There is nothing in the statute limiting the right to discontinue service to any particular premises. It says that a property owner is entitled to service upon payment by him of all money due from him to the corporation, and if any such person shall refuse to pay an amount due, the corporation has the right to discontinue service, but there is nothing in the statute limiting this right to any particular building or premises, and we have no right to read into the statute something that it does not contain, and which it was clearly not intended to contain. Before a person can command service from an electric light company he must pay all money due the corporation, and if he fails to pay the latter may discontinue service. That is what the statute says and the meaning is perfectly clear.

Defendant concededly cut off plaintiff’s supply at his Lafayette street premises. It seeks to justify that action by alleging in paragraph 3 of its amended answer that plaintiff refused to pay a just claim for prior service. The burden rests on defendant to justify its act, and the way to do it is to allege and prove the indebtedness and plaintiff’s refusal to pay. (Hollander v. Westchester Lighting Co., 79 Misc. 646] Levine v. Brooklyn Union Gas Co., 146 App. Div. 464.)

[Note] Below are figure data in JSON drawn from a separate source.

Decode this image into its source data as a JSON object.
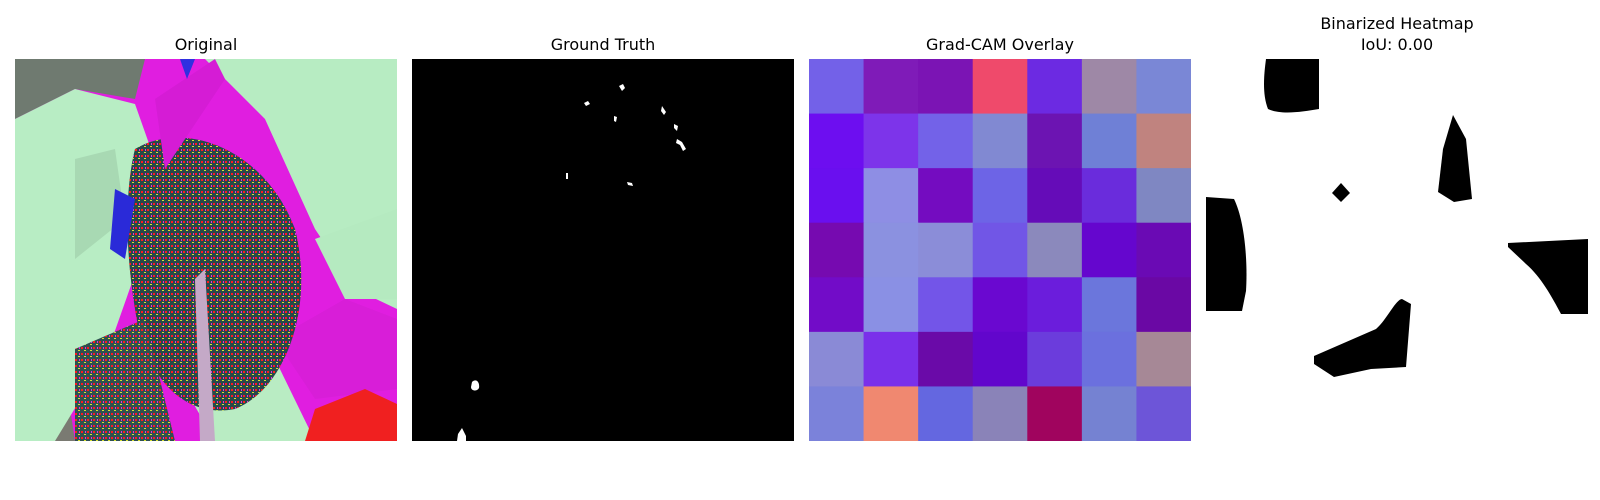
{
  "panels": {
    "original": {
      "title": "Original"
    },
    "ground_truth": {
      "title": "Ground Truth"
    },
    "gradcam": {
      "title": "Grad-CAM Overlay",
      "grid": [
        [
          "#7361e8",
          "#7f1bb8",
          "#7b14b4",
          "#ef4a6b",
          "#6c2ae2",
          "#9e88a6",
          "#7a87d6"
        ],
        [
          "#6d0ef0",
          "#7d34ea",
          "#7362e8",
          "#8189d2",
          "#6c14b2",
          "#6f80d6",
          "#c0837f"
        ],
        [
          "#6a0fef",
          "#8e8ee4",
          "#740cc0",
          "#6d64e6",
          "#650cb8",
          "#6a2cdc",
          "#7f87c2"
        ],
        [
          "#760ab0",
          "#8b91e0",
          "#8b8dd8",
          "#7156e6",
          "#8b89bc",
          "#6506ce",
          "#6a0ab4"
        ],
        [
          "#720cc8",
          "#8a90e4",
          "#7355e8",
          "#6a08d0",
          "#6b1ddc",
          "#6b76dc",
          "#6a08a4"
        ],
        [
          "#8a8ad6",
          "#7a30ea",
          "#6a0aa8",
          "#6206cc",
          "#6b3cdc",
          "#6b70de",
          "#a68896"
        ],
        [
          "#7b82da",
          "#f08870",
          "#6467e0",
          "#8a83b8",
          "#a0045e",
          "#7582d2",
          "#6d55d8"
        ]
      ]
    },
    "binarized": {
      "title": "Binarized Heatmap",
      "subtitle": "IoU: 0.00"
    }
  }
}
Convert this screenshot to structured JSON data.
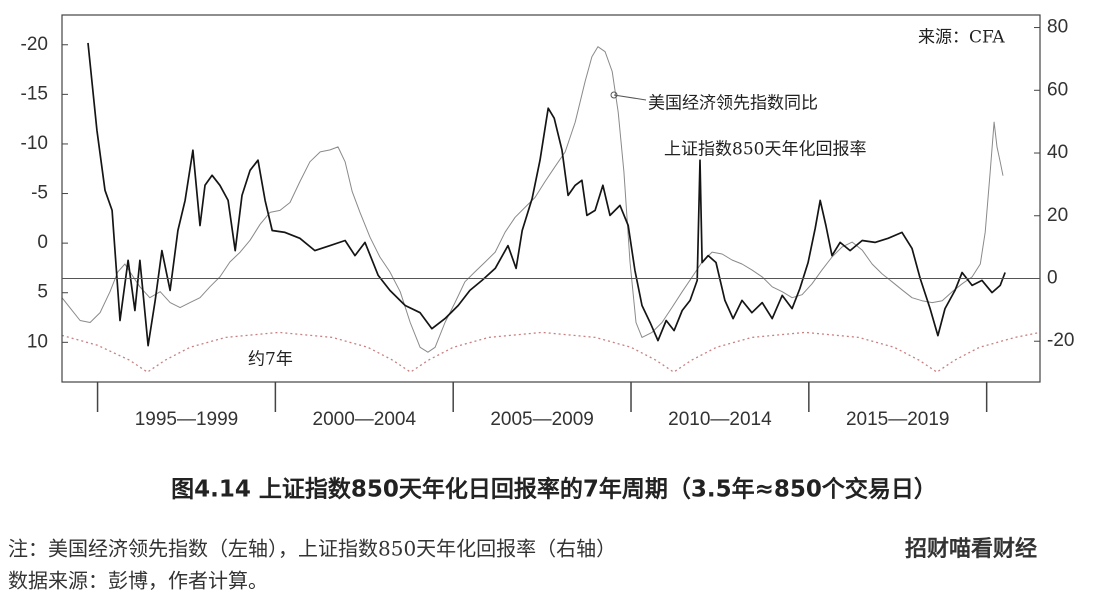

*450The old case of People ex rel. Kennedy v. Manhattan Gas Light Co. (45 Barb. 136) is authority for the proposition that if a customer of a gas or electric light company refuses to pay a just bill owing the company for service, the latter may refuse service and this right is not limited to any particular premises. If a customer owes nothing to a company and otherwise complies with the terms of the statute, he is entitled to service. If there is money due from the customer to the company and he neglects and refuses to pay, the company cannot be required to furnish service.

It is not important that plaintiff alleges and may, as part of his case, undertake to prove that he was not indebted to the company. That should not preclude defendant from alleging and attempting to prove a justification for its acts in discontinuing plaintiff’s service, for the statute does not limit the right of the company to discontinue service to the particular building or premises where the default occurred.

The order so far as appealed from should be reversed on the law, with ten dollars costs and disbursements, and the motion denied, with ten dollars costs.

All concur. Present — Hubbs, P. J., Clark, Crouch, Taylor and Sawyer, JJ.

Order, so far as appealed from, reversed on the law, with ten dollars costs and disbursements, and motion denied, with ten dollars costs.